La température ne l’aidait aucunement à se sentir rassuré par l’entièreté de la situation. Froide et nuageuse, c’était suffisant pour que la chaleur tropicale de son pays natal lui manque déjà alors qu’il venait tout juste d’en partir. Mais enfin, au moins, après ses deux premières visites à Londres un peu plus tôt le mois dernier, il s’était assuré de se vêtir pour l’occasion, la fleur qu’il avait mis dans ses cheveux s'agençant au léger manteau qu’il avait enfilé avant de passer par la cheminée.

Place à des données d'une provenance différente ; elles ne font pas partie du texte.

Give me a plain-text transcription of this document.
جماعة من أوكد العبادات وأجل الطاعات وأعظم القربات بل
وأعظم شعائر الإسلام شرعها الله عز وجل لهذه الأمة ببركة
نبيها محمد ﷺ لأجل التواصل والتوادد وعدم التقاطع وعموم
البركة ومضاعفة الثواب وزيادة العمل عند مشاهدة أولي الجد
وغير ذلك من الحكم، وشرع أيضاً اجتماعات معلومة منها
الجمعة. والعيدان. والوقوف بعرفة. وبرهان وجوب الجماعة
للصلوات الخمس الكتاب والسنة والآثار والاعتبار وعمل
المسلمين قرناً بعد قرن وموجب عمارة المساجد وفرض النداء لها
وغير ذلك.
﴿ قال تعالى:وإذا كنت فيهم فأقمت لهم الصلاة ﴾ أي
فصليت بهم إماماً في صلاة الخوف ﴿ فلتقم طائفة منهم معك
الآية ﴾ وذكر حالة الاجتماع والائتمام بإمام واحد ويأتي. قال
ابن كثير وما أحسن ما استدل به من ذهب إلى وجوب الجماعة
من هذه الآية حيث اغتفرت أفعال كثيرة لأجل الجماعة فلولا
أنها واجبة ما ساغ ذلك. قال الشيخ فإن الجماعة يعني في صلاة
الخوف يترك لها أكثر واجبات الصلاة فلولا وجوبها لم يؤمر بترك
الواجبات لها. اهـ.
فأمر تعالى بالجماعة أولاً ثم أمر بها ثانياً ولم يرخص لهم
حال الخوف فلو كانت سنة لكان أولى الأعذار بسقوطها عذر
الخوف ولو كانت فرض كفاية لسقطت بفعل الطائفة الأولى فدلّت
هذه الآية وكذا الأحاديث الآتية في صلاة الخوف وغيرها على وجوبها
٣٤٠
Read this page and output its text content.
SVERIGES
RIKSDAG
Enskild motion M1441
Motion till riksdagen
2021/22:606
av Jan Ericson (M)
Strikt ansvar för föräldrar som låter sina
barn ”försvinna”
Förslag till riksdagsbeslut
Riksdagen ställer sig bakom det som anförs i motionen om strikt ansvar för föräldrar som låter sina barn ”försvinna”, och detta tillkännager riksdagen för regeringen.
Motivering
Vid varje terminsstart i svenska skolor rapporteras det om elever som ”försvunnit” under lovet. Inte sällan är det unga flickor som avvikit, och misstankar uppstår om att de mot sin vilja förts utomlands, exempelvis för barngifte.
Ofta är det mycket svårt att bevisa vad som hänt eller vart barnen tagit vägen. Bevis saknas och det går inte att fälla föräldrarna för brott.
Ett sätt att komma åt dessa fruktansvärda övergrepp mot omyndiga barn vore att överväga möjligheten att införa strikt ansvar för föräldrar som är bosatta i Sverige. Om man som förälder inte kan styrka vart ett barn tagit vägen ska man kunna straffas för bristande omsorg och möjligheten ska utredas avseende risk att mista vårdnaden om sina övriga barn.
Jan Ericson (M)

Mais malgré tout les doutes qui l’animaient, il était tout de même là, ayant enfin traversé la
très étrange barrière qui séparait la garre entre le côté moldu et la plateform réservés aux sorciers après être parvenu à trouver en lui cette détermination qui l’avait poussé à demander à transférer à Poudlard quelques mois plus tôt. Il s’était rendu à la station Kings Cross de lui-même; rien de surprenant, vraiment, s’étant répété que ça ne le dérangeait pas de ne pas être accompagné,
juré. Et avec Xiu-Ying dans l’une de ses poches et habillée de ses plus beaux petits habits, ce n’était pas comme s’il était réellement seul. Pas tant qu’elle était avec lui.
Il s’était assuré de conserver une appearance aussi normale que possible lorsqu’il s’était mêlé aux moldus - rien de bien différent de lorsqu’il avait à sortir dans son village -, passant sans doute
un peu trop de temps à essayer de se retrouver dans le labyrinthe de la station. Il n’avait jamais actuellement
vu de véritables trains avant aujourd’hui - le chemin de fer était un peu trop loin de là où il habitait - et essayer de trouver la plateforme 9 ¾ était loin d’être chose aisée.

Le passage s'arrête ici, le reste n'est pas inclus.